I’m not going to get into the major plot of the book, or even tell you the title, the name of the author, etc. The review will be ready for next week. All I want to talk about, for a moment, is when a heroine is so dumb you want to punch her in the face.

And then stop reading the book about her.

So far, I have read up to page 53. That’s right, the heroine is so mind-blowingly dumb I want to lure her into a darkened alley and smash her head in with a frying pan already. If only because it would be so easy.
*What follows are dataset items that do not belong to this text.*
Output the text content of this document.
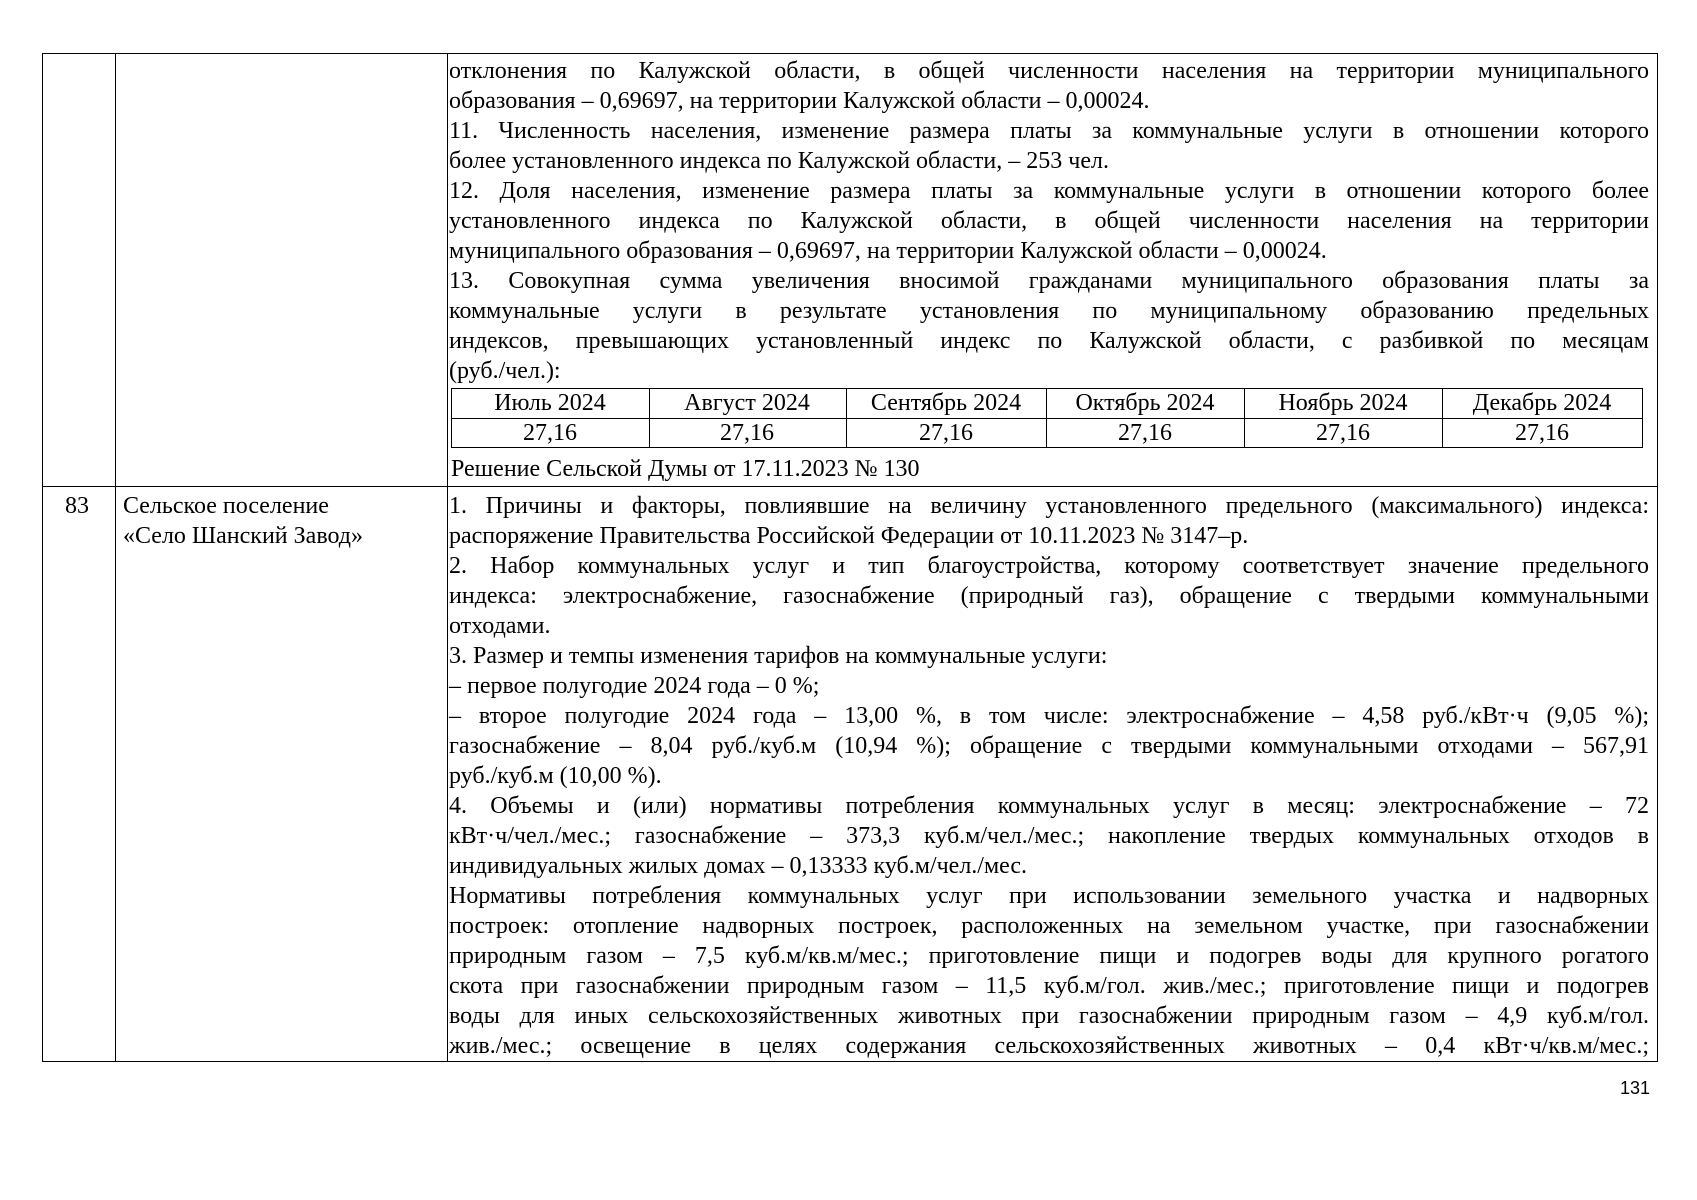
отклонения по Калужской области, в общей численности населения на территории муниципального
образования – 0,69697, на территории Калужской области – 0,00024.
11. Численность населения, изменение размера платы за коммунальные услуги в отношении которого
более установленного индекса по Калужской области, – 253 чел.
12. Доля населения, изменение размера платы за коммунальные услуги в отношении которого более
установленного индекса по Калужской области, в общей численности населения на территории
муниципального образования – 0,69697, на территории Калужской области – 0,00024.
13. Совокупная сумма увеличения вносимой гражданами муниципального образования платы за
коммунальные услуги в результате установления по муниципальному образованию предельных
индексов, превышающих установленный индекс по Калужской области, с разбивкой по месяцам
(руб./чел.):
Июль 2024	Август 2024	Сентябрь 2024	Октябрь 2024	Ноябрь 2024	Декабрь 2024
27,16	27,16	27,16	27,16	27,16	27,16
Решение Сельской Думы от 17.11.2023 № 130
83 Сельское поселение
«Село Шанский Завод»
1. Причины и факторы, повлиявшие на величину установленного предельного (максимального) индекса:
распоряжение Правительства Российской Федерации от 10.11.2023 № 3147–р.
2. Набор коммунальных услуг и тип благоустройства, которому соответствует значение предельного
индекса: электроснабжение, газоснабжение (природный газ), обращение с твердыми коммунальными
отходами.
3. Размер и темпы изменения тарифов на коммунальные услуги:
– первое полугодие 2024 года – 0 %;
– второе полугодие 2024 года – 13,00 %, в том числе: электроснабжение – 4,58 руб./кВт·ч (9,05 %);
газоснабжение – 8,04 руб./куб.м (10,94 %); обращение с твердыми коммунальными отходами – 567,91
руб./куб.м (10,00 %).
4. Объемы и (или) нормативы потребления коммунальных услуг в месяц: электроснабжение – 72
кВт·ч/чел./мес.; газоснабжение – 373,3 куб.м/чел./мес.; накопление твердых коммунальных отходов в
индивидуальных жилых домах – 0,13333 куб.м/чел./мес.
Нормативы потребления коммунальных услуг при использовании земельного участка и надворных
построек: отопление надворных построек, расположенных на земельном участке, при газоснабжении
природным газом – 7,5 куб.м/кв.м/мес.; приготовление пищи и подогрев воды для крупного рогатого
скота при газоснабжении природным газом – 11,5 куб.м/гол. жив./мес.; приготовление пищи и подогрев
воды для иных сельскохозяйственных животных при газоснабжении природным газом – 4,9 куб.м/гол.
жив./мес.; освещение в целях содержания сельскохозяйственных животных – 0,4 кВт·ч/кв.м/мес.;
131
On page 53.

Let’s do bullet points, “You Might Be a Redneck” style.

*If you witness a murder and think you have been identified as a key witness by the murderer, but don’t request police protection, you might be TSTL.

*If you are a newspaper reporter and witness a murder and think it’s a great idea to write a first-hand account of the event (including description of the guy you think made you!) to be published on the front page of the paper, you might be TSTL.

*If the Chief of Police comes to you and tells you that you’re a dumbass for writing your eyewitness account of the crime because now your life is in danger, and you hide behind the first amendment to continue writing about it anyway, you might be TSTL.

*If after the Chief of Police tells you you’re a dumbass you go to the hospital to question the only other witness to the murder to ask him about why someone might want to murder you now, you might be TSTL.

*If you run in to the man you think is the murderer in a hospital corridor and do not immediately scream bloody murder, you might be TSTL.

*If that man kisses you to shut you up (!!) after dragging you into a closet while acting extremely sketchy (!!) and not only do you not kick him in the nads, but you can’t stop thinking about him in a lusty way afterwards, you might be TSTL.

*If after the Chief of Police and Sketchy Kissy Dude (undercover agent, natch) tell you your life is in danger, you decide to go to the neighborhood where the shooting took place and knock on doors to dig up more information, YOU MIGHT BE TSTL.

I’m really disappointed by this, because I read a previous book by this author (same series) and while the heroine was no shining beacon of common sense, she most definitely was not as dumb as this bitch.

Now that that’s off my chest, I feel a lot better. And I hope you do too.

Aren’t you excited for this book review????